The dataset contains diverse features extracted from URL structures, HTML content, and website metadata, enabling deep insights into phishing behavior patterns.
This dataset comprises two types of URLs:
1. Phishing URLs: Malicious URLs designed to deceive users.
2. Benign URLs: Legitimate URLs posing no harm to users.
Key Features:
- URL-based features: Domain, protocol type (HTTP/HTTPS), and IP-based links.

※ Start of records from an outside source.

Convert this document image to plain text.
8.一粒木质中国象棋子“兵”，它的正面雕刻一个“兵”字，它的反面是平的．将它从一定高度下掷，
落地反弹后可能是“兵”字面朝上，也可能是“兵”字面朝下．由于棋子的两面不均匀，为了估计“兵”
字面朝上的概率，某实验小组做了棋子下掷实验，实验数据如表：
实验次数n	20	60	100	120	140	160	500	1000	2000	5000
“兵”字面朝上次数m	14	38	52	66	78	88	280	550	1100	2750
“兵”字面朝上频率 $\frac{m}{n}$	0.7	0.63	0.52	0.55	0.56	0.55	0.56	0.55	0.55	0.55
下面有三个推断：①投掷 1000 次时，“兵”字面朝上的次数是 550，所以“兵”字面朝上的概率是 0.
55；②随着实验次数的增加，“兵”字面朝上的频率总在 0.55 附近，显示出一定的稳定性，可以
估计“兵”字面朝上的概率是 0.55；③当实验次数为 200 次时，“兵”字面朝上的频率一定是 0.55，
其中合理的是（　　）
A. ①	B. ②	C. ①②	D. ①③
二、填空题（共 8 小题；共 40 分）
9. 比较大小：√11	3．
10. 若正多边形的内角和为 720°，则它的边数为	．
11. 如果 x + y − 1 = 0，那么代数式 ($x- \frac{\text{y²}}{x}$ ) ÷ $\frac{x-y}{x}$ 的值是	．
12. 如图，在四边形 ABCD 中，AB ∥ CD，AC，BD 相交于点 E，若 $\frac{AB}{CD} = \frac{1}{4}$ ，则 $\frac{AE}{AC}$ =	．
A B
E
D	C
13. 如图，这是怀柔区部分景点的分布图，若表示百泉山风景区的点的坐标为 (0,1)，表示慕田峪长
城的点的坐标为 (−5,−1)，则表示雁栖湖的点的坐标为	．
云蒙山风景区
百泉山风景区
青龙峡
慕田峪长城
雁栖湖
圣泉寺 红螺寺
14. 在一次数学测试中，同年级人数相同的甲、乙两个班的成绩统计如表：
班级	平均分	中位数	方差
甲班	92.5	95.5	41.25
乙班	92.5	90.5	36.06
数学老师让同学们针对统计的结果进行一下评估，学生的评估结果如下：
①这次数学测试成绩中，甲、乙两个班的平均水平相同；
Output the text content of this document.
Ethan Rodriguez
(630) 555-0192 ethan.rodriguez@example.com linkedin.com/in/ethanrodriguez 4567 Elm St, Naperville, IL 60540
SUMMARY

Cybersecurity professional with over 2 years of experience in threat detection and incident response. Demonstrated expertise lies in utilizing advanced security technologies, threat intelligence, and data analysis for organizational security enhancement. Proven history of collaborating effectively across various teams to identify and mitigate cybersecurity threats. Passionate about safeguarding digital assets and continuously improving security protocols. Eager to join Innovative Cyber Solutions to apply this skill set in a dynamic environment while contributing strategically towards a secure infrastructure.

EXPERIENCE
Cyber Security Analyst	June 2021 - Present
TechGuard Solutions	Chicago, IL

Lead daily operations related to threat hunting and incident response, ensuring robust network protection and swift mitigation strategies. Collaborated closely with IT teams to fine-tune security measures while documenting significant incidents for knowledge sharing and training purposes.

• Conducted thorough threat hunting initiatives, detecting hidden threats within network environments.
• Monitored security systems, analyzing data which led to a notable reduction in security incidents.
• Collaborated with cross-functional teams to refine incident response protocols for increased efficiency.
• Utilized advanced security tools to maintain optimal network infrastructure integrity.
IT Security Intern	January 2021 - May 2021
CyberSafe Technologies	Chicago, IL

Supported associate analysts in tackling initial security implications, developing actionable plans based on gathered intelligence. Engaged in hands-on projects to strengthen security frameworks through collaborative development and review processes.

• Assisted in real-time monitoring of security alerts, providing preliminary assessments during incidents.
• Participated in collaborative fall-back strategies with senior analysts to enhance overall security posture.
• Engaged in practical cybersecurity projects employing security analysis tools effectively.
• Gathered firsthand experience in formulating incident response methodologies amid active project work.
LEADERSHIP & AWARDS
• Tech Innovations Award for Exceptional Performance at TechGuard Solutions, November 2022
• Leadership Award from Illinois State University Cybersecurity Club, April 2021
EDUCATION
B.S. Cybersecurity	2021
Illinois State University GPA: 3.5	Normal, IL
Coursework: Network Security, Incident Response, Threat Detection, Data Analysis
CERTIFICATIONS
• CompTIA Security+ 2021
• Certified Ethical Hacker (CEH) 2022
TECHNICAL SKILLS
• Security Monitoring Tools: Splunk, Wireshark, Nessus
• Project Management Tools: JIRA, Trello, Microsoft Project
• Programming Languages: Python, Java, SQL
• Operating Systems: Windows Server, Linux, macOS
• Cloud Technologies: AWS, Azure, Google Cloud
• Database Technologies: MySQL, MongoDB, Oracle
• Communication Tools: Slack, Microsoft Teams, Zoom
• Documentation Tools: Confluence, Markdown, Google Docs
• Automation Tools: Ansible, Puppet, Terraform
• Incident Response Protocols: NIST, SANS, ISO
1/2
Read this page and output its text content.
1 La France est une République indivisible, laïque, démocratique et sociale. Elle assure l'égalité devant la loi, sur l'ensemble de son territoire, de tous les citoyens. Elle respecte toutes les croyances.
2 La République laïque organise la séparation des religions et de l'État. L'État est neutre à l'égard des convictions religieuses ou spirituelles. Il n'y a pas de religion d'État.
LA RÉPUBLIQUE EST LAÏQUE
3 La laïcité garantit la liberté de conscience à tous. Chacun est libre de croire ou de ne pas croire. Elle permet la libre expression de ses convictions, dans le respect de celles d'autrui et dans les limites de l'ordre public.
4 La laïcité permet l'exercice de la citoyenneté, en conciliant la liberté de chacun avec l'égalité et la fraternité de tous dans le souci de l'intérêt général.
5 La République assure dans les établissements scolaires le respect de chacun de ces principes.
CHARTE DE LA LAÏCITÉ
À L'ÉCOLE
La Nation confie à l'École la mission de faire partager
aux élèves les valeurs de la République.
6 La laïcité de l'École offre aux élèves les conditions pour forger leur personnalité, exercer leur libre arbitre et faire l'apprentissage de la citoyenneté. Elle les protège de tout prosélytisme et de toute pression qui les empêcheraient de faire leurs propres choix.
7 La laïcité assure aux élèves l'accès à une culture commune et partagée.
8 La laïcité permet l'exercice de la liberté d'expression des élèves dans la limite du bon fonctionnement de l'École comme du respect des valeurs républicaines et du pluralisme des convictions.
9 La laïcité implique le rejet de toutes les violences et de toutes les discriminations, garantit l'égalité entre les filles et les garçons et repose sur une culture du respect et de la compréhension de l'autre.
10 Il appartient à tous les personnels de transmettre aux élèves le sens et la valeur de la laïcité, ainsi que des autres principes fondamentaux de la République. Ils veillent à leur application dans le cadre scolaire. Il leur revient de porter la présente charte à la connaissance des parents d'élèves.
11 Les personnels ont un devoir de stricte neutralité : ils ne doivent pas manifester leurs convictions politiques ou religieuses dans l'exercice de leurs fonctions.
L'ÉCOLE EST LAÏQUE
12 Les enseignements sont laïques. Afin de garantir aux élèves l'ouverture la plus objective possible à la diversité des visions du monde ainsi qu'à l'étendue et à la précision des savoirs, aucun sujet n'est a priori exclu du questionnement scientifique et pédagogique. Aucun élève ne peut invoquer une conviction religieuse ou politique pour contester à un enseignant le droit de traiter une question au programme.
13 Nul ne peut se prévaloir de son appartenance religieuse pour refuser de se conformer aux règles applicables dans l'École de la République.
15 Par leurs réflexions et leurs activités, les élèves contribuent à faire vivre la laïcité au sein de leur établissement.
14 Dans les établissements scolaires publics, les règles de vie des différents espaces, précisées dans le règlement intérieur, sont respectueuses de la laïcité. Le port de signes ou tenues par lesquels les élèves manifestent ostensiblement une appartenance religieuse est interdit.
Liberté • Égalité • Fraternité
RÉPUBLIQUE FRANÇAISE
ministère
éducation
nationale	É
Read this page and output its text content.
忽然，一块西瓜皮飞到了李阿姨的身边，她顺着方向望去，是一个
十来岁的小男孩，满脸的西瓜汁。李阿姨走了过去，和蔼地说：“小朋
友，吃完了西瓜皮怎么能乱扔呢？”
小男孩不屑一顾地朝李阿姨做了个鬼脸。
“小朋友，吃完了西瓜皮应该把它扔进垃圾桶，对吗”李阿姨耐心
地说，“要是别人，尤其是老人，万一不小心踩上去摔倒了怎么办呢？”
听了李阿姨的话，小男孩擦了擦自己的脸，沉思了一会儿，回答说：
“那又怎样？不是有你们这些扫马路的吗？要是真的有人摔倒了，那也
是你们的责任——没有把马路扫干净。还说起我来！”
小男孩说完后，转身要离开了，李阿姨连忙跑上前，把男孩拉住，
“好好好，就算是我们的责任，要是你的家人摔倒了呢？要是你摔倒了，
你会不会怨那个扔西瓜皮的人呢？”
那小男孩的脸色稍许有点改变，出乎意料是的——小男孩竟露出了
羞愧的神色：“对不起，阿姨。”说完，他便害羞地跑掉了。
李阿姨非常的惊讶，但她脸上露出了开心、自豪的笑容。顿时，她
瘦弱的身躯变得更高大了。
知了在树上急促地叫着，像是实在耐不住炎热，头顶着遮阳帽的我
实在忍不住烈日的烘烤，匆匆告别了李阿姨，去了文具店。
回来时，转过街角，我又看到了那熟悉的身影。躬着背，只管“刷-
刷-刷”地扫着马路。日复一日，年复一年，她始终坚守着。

- Content-based features: Link density, iframe presence, external/internal links, and metadata.
- Certificate-based features: SSL/TLS details like validity period and organization.
- WHOIS data: Registration details like creation and expiration dates.
Statistics:
- Total Samples: 800 (400 phishing, 400 benign).
- Features: 22 including URL, domain, link density, and SSL attributes.
To ensure statistical reliability, a power analysis was conducted to determine the minimum sample size required for binary classification with 22 features. Using a medium effect size (0.15), alpha = 0.05, and power = 0.80, the analysis indicated a minimum sample size of ~325 per class. Our dataset exceeds this requirement with 400 examples per class, ensuring robust model training.
Insights from EDA:
- Distribution Plots: Histograms and density plots for numerical features like link density, URL length, and iframe counts.
- Bar Plots: Class distribution and protocol usage trends.
- Correlation Heatmap: Highlights relationships between numerical features to identify multicollinearity or strong patterns.
- Box Plots: For SSL certificate validity and URL lengths, comparing phishing versus benign URLs.
EDA visualizations are provided in the repository.
The repository contains the Python code used to extract features, conduct EDA, and build the dataset.
Phishing detection datasets must balance the need for security research with the risk of misuse. This dataset:
1. Protects User Privacy: No personally identifiable information is included.
2. Promotes Ethical Use: Intended solely for academic and research purposes.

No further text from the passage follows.